Three experiments were conducted to evaluate the interaction effects of alternating day/night temperature and light regimes on germination of four biotypes (A, B, C and D) after treating with NaOCl for 10 minutes (Tables 3 and 4). In the light/dark environment, seed germination of biotype A was highest (89%) at the day/night temperatures of 30/20 °C. However, in the dark environment, seed germination was more than 90% at the day/night temperatures of 25/15 to 35/25 °C. Biotype B also had the highest germination at the day/night temperature of 30/20 °C in the light/dark environment. In the dark regime, biotype B had >85% germination at temperatures ranging from 25/15 to 35/25 °C. In dark, biotype B had fewer germination (12%) at 15/5 °C compared with the other biotypes (81–88%). In the light/dark environment, biotype B had fewer germination (21%) at 25/15 °C than other biotypes (61–89%). In dark, at the day/night temperature of 35/25 °C, biotype C also had a fewer germination (25%) compared with other biotypes (76–94%). Overall, all tested biotypes at 25/15 °C under the dark environment had more than 85% germination.

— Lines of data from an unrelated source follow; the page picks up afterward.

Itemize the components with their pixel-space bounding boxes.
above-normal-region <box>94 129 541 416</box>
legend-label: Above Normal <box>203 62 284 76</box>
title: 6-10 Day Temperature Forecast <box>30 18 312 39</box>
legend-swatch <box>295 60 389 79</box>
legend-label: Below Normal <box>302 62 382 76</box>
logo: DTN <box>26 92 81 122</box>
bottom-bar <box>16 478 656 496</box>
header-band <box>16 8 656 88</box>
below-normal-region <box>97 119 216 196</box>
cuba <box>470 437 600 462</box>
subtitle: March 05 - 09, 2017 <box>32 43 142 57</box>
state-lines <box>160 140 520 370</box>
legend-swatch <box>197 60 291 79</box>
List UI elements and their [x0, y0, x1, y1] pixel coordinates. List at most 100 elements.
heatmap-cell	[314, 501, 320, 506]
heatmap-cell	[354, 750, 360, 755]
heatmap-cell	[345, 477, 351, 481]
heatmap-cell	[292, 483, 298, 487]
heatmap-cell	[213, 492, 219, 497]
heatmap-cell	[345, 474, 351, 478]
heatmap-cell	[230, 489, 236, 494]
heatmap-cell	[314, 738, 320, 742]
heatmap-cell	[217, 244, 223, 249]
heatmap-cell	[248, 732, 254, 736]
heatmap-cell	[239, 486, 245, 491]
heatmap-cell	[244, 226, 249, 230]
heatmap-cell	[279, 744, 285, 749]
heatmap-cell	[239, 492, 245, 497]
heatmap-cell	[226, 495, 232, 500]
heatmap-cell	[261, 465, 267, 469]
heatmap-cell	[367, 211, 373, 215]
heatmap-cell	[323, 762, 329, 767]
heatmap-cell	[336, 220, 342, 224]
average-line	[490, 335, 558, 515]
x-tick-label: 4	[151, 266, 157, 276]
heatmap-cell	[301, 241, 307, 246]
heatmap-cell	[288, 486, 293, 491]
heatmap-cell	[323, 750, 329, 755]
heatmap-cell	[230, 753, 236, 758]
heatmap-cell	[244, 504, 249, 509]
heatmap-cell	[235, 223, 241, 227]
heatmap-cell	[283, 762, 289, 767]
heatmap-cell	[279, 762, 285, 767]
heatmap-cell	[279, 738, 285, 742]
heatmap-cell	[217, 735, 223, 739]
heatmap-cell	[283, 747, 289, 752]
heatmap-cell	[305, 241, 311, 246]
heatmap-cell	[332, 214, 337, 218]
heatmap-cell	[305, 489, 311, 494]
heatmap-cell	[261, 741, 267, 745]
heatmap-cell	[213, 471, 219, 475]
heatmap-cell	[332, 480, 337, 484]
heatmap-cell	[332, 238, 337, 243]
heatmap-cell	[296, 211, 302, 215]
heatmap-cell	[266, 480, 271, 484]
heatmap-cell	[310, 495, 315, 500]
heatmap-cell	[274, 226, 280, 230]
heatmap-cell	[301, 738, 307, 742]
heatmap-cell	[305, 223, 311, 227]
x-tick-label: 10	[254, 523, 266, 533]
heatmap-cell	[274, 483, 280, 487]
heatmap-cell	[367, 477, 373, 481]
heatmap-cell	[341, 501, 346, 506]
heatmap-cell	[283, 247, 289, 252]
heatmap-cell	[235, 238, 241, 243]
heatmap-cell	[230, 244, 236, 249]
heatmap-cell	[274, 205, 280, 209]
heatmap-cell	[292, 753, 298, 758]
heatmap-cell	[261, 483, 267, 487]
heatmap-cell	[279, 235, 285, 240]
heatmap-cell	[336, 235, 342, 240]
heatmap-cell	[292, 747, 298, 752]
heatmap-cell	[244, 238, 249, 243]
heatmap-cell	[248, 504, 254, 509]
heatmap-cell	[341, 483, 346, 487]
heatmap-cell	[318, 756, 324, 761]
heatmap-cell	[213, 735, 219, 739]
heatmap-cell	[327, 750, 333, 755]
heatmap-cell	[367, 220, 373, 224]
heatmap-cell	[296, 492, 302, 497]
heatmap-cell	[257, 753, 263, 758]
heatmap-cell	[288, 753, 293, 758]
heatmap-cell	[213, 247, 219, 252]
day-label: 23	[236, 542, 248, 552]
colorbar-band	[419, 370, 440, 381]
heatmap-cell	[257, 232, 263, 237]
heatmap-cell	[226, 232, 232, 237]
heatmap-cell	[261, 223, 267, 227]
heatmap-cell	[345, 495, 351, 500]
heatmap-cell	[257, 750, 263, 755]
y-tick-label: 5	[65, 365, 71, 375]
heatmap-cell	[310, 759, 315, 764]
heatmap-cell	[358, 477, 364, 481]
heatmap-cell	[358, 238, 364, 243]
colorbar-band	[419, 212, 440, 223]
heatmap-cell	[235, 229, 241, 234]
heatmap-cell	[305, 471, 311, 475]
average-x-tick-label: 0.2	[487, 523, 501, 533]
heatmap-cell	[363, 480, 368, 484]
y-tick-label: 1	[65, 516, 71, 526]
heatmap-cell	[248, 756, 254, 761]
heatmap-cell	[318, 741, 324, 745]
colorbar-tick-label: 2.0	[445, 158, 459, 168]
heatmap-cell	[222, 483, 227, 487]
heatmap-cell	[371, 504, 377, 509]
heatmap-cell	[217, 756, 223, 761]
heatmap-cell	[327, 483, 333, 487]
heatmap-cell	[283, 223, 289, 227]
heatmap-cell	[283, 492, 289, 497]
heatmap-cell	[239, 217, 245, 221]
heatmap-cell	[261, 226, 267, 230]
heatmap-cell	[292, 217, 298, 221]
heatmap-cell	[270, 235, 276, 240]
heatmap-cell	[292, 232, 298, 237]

Table 3 Effect of alternating day/night temperatures (15/5 to 35/25 °C) on the germination biotypes A and B of Brassica tournefortii weed under light/dark (12 h photoperiod) and complete dark (24 h photoperiod).
Table 4 Effect of alternating day/night temperatures (15/5 to 35/25 °C) on the germination of biotypes A, B, C and D of Brassica tournefortii weed under light/dark (12 h photoperiod) and complete dark (24 h photoperiod).

Discussion

Germination of B. tournefortii seeds was not improved in the control, soil extract and cold stratification treatments. Germination improved (>80%) when seeds were immersed in NaOCl solution for 30 minutes. Similarly, germination was stimulated with GA3 treatment. The application of dark treatment with or without NaOCl treatment also resulted in an increased seed germination; however, without NaOCl, the response was greater at 30/20 °C and then again reduced at 35/25 °C.

Germination was not stimulated by KNO3 and soil extract, indicating that soluble nutrients in the soil did not influence germination in B. tournefortii seeds. Contrary to this, various studies reported stimulation of seed germination in several weeds when treated with soil extracts or KNO332,33,34. Similar to our results, some authors suggested that KNO3 had no significant effect on weed seed germination10,35.

We speculated that the inhibition of germination in B. tournefortii seeds might be attributed to germination inhibitors present in the seeds and it needs to be leached by rainfall before the seed could germinate. However, leaching of seeds with water for 5 h could not stimulate germination. This ruled out the possibility that the inhibition of germination in B. tournefortii was due to the presence of leachable germination inhibitors.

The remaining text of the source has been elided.